要是彻底调查, 可能就会发现一大堆破绽,但是刘展希望,FBI关注的是胡亚坤,到附近走访只是例行公事。
他必须克制自己的冲动.,不去跟着他们,当他看到他们在自己目前的住处边转悠时,他迫切地想要知道他们看了些什么,彼此讨论了些什么。
但是他逼迫自己继续干活, 只是每隔一两分钟就会抬起头来, 从葡萄园这边远远地观望他们所在的地方, 看看他们干什么。
他们走进了伙房,工人们在里面做今天的午饭,意大利面,特工们对他们说了什么?他们有没有表现得很紧张,以至于露出破绽? 他们有没有忘掉刘展给他的指示, 开始兴致勃勃地谈论每天的话题?
特工们从伙房里出来了, 刘展仔细盯着他们, 试图解读他们的想法, 但是他离得太远了, 看不见他们的脸, 而他们的肢体语言也没什么特别的。
他们开始在小屋周围转悠。 时不时窥伺一下屋里的情况, 刘展也不知道, 会有什么东西让他们怀疑这里不仅仅是座酒庄,他们查看了葡萄榨汁设备,发酵葡萄酒的仓库, 以及去年等待装瓶的酒。
他们有没有注意到这里没有电器, 特工们打开了大厅的门, 他们会出乎刘展的意料, 跟孩子们说话吗? 任莲会不会一怒之下, 骂他们是猪? 刘展屏住了呼吸。
特工们没有进去,就关上了门。
他们找上了一个路人, 那人正在院子里劈柴,他抬起头来, 看了看他们, 然后简略地回答了问题, 手里的活儿一直没停,或许他觉得, 表现得友好反而会让人觉得可疑。
他们沿着小溪往下走, 看着浅水中的石头 似乎是想踩在上面,走到对岸,但是特工们显然不想弄湿了鞋子,因为他们转身开始往回走。
最后, 他们回到了葡萄园, 刘展试图偷偷观察他们的脸, 他们到底是确信没有疑点, 还是找到了破绽呢?
约翰似乎满怀敌意, 而比尔先生很友好, 但是他们或许也只是在唱黑脸白脸,约翰对老罗说:“你们都有自己的小屋住,这作为临时住所,是不是条件有点太好了?”
刘展心一凉。 这个问题带着怀疑的口气, 说明约翰并不相信他们那套说辞, 刘展开始琢磨, 有没有什么办法可以把这两个特工杀了, 然后全身而退。

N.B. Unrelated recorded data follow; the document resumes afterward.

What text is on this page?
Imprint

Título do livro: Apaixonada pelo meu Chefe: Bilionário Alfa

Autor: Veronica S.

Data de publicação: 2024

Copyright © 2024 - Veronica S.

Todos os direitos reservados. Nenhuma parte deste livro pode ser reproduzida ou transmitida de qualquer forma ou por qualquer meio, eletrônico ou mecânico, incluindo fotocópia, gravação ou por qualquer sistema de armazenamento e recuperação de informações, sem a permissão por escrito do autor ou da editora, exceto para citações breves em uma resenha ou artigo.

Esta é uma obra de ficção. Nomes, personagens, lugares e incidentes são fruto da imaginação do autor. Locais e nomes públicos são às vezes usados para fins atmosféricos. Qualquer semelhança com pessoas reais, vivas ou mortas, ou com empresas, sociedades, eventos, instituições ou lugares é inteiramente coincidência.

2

“是啊。” 老罗说, “我们有些人每年都会回来。" 他在即兴发挥, 这不是事先商量好的台词, “有些人一年四季都住在这里。” 老罗并不擅长说谎。 要是这样的状态持续太久, 他就会穿帮的。
约翰说:“我想要这里所有人的名单。”
刘展的大脑开始高速运转, 老罗不能写大家在村庄里使用的名字, 那样会穿帮,况且特工们也会坚持要求他写下真名,但是有些成员在警方那里有记录, 包括蜂鸟也是。
老罗能否快速反应过来, 想到给所有人都编一个名字? 他有没有勇气这么做?
比尔先生补充道:“我们还需要年龄和永久住址。”他的声音里夹杂着歉疚。
FK! 情势正在恶化。
老罗说:“你们可以找公司要。公司记录上都有。”
不行, 他们不能找公司要。
比尔先生说:“对不起,我们现在就要。”
老罗显得不知所措: “天哪, 我估计你得一个一个问他们了我肯定不知道每个人的生日,我是他们的领班, 不是爷爷。”刘展的大脑高速运转着,现在情况很危险, 他不能让特工们询问每个人,他们总会穿几次帮的。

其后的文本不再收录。